One look at the horizontal disk broach being rebuilt in one of the bays of Davis’ company, Dayton Machine Tool, will confirm that.
The machine’s back-end weighs 125,000 pounds. The front weighs 55,000 pounds. When completely rebuilt, the machine will extend about 70 feet in length, standing more than 8 feet high.
Davis believes his company’s work on the machine — re-manufacturing its back end and building its front — may be the biggest machining job in Dayton today. Owner of Dayton Machine Tool since 2003, Davis puts the value of the job at $2.25 million.
“It’s one of the largest machine tools being built in the United States,” said Richard Alden, DMT’s chief operating officer.
When the broach fully functions, it will cut a series of notches in the edge of aircraft engine disks. The work is being performed for Tusas Engines Industries, a General Electric affiliate in Turkey, Alden said.
“It’s unique,” said Tom Forsyth, DMT general manager. “There are no other machines like it in the world.”
Jerry Kronenberger, president of Dayton Tooling and Manufacturing Association, said he couldn’t be certain that the job was the largest in the Dayton area at the moment.

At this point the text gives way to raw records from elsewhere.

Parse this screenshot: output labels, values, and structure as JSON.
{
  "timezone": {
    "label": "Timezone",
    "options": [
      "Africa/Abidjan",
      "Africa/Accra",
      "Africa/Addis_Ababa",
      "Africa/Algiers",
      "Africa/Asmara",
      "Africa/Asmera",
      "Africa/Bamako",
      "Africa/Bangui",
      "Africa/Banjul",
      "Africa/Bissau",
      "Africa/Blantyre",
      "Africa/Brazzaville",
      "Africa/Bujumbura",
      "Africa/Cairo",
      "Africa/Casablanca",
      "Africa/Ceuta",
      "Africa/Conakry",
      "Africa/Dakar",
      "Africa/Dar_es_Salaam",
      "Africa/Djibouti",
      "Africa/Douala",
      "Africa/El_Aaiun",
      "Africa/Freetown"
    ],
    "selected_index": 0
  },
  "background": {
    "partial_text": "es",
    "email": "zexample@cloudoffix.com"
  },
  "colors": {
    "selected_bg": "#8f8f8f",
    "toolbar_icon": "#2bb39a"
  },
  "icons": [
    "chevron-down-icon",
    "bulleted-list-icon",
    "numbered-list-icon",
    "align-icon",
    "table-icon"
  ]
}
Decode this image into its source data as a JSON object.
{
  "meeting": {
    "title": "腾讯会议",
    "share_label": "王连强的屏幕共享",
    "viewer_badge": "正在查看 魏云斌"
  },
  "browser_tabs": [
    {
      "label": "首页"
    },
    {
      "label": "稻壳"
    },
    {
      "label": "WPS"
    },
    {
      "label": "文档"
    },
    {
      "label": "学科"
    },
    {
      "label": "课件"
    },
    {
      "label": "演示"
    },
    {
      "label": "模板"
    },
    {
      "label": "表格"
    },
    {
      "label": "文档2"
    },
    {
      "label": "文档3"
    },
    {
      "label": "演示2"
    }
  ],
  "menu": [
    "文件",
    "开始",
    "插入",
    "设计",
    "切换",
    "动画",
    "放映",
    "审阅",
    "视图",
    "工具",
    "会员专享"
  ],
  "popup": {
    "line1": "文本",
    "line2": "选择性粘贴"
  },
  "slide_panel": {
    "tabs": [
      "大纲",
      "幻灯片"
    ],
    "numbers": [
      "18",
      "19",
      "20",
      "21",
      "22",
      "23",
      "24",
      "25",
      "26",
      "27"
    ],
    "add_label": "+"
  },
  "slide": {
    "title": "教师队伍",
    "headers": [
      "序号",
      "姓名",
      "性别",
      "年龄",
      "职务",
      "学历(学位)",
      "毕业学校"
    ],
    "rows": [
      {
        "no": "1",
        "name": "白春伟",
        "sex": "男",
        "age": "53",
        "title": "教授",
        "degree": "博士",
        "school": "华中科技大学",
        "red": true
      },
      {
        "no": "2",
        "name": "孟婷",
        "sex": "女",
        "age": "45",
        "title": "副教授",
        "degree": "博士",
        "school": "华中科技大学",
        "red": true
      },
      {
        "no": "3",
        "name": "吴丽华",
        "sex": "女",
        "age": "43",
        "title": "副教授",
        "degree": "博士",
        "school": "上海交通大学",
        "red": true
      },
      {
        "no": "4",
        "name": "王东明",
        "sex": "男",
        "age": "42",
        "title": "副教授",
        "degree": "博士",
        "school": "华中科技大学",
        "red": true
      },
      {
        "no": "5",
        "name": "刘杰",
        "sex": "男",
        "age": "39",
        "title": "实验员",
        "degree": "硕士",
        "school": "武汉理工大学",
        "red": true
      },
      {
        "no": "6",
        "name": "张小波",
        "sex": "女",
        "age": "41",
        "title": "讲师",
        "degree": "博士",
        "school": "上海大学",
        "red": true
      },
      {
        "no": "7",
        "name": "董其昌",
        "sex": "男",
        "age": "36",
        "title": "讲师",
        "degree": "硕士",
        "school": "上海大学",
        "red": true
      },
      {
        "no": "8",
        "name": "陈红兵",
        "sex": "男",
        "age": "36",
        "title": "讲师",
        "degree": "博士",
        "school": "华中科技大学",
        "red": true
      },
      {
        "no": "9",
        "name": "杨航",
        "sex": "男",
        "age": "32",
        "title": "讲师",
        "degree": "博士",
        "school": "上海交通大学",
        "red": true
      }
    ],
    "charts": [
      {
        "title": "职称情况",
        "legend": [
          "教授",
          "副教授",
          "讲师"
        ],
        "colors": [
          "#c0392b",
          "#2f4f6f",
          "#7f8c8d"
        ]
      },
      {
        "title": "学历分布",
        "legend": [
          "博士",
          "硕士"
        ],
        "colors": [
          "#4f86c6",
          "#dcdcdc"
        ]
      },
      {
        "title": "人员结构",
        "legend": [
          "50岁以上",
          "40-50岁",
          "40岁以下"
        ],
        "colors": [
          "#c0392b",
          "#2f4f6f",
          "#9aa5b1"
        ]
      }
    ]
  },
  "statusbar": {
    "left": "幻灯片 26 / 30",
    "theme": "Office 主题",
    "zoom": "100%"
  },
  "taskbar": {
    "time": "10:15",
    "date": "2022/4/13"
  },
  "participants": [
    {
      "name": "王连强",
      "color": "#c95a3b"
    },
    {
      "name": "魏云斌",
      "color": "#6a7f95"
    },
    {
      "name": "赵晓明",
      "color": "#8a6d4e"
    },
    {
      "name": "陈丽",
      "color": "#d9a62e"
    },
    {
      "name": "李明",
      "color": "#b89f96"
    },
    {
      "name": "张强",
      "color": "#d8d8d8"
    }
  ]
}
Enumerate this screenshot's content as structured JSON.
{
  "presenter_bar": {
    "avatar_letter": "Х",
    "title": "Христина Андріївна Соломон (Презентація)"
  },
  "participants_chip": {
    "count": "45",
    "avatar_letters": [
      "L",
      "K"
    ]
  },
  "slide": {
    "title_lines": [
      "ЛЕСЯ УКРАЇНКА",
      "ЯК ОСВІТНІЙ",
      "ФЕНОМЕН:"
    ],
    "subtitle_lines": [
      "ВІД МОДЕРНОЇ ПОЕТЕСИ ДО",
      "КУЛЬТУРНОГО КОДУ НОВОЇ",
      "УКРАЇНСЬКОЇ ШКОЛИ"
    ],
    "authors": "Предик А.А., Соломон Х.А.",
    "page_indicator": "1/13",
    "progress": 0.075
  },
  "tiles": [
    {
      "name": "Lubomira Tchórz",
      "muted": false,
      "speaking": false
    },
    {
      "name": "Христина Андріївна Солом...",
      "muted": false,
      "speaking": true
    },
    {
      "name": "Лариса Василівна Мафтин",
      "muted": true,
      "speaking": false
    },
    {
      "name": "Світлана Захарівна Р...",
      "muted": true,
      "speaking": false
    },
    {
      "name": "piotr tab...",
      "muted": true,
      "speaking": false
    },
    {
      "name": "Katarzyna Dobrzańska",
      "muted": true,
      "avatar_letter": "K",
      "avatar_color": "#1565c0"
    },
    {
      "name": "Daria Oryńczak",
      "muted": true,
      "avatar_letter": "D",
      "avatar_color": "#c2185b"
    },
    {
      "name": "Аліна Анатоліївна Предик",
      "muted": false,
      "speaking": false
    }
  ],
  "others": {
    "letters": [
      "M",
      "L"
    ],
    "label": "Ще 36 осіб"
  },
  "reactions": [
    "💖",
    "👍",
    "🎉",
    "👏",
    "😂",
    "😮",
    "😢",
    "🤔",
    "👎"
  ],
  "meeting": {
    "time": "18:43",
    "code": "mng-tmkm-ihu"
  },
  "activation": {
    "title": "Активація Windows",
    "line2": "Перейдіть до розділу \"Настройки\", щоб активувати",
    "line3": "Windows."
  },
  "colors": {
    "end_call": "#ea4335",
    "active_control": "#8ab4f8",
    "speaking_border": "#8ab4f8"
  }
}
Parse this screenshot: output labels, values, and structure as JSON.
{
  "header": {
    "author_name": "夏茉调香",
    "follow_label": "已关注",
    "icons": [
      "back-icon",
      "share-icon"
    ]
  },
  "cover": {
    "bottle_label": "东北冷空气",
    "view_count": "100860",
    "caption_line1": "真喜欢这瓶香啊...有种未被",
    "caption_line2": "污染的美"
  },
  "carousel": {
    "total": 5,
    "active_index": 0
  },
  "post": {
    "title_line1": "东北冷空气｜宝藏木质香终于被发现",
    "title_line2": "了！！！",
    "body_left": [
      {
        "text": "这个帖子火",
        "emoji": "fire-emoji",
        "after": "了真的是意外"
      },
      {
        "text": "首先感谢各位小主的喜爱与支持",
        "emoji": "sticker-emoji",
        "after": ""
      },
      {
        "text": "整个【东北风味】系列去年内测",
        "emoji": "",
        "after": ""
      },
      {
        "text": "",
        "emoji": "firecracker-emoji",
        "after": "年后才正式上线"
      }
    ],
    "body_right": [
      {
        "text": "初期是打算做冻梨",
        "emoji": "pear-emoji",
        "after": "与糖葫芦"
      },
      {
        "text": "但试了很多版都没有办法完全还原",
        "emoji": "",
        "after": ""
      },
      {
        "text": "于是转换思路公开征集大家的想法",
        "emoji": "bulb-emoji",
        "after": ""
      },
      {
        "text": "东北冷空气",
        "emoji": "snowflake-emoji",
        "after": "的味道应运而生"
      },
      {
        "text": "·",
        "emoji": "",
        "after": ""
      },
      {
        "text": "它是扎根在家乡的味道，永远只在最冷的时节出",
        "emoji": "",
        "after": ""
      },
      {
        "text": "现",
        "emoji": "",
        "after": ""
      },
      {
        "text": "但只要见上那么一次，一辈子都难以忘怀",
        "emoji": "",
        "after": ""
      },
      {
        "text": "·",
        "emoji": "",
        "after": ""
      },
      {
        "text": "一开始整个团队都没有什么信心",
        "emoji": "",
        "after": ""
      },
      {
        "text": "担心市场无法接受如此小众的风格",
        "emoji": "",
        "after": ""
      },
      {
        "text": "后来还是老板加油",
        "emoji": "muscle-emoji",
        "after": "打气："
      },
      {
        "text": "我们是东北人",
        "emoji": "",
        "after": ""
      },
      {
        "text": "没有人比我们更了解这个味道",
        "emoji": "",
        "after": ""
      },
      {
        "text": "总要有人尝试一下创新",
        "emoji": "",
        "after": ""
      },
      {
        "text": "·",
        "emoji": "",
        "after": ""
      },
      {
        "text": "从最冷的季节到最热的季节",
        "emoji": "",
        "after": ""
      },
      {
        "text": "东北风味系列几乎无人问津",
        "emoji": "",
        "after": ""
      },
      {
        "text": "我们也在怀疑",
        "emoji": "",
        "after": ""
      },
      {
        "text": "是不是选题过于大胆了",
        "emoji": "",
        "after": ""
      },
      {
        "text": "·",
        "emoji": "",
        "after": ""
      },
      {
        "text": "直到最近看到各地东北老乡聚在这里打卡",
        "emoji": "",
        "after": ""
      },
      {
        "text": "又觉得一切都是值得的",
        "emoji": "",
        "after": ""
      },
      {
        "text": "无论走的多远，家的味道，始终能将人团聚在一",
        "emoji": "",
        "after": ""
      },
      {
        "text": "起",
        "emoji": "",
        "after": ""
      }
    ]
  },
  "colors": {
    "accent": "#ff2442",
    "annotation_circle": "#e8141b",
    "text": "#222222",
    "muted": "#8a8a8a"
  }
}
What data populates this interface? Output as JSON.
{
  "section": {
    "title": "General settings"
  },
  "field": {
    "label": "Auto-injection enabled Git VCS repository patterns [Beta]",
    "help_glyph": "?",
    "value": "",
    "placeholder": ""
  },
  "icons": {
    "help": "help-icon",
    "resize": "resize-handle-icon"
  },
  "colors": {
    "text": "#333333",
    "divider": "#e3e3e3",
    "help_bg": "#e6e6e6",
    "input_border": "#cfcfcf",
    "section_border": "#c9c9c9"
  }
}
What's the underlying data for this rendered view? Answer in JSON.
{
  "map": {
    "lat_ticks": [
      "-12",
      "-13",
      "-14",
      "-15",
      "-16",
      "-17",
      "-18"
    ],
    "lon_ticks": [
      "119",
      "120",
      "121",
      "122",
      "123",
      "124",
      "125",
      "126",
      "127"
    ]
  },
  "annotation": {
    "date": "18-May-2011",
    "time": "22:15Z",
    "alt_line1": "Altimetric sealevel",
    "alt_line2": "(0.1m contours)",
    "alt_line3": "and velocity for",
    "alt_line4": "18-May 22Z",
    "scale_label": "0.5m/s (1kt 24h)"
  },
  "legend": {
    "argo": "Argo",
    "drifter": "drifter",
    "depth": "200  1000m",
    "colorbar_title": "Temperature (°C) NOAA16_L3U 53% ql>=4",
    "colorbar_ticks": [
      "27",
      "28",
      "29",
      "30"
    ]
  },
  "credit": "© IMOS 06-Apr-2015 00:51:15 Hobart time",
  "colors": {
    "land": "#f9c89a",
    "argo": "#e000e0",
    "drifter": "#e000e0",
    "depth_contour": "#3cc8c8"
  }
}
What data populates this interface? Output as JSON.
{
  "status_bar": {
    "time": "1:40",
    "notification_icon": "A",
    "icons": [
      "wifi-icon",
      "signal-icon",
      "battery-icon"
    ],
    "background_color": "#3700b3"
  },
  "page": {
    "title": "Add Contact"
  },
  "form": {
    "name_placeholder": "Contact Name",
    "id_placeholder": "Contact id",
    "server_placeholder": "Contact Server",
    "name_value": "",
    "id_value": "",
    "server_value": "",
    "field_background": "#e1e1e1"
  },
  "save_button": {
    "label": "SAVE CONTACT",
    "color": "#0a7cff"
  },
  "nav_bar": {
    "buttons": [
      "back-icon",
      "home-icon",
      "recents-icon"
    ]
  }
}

But he added: “In today’s market, that’s definitely a big job.”
The broach has been in one of DMT’s four bays for 18 months. DMT leaders hope to have the job complete no later than mid-January, planning to host an entourage from Turkey when the machine is turned on.
At a tough time for Dayton tool shops, the job has been a tonic for DMT, Davis said.
“Business is not too great right now,” he acknowledged.
The company laid off about eight people in 2009, Alden said. A chief challenge has been finding workers with the skills DMT needs, he said. He put the average age of current employees in the “middle-50s.”
DMT specializes in large, complex projects and has for 60 years. Alden said Davis could have sold off the company’s equipment when he bought it out of bankruptcy six years ago.
Instead, Davis kept it operating.
“The Dayton area is not dying,” Davis said.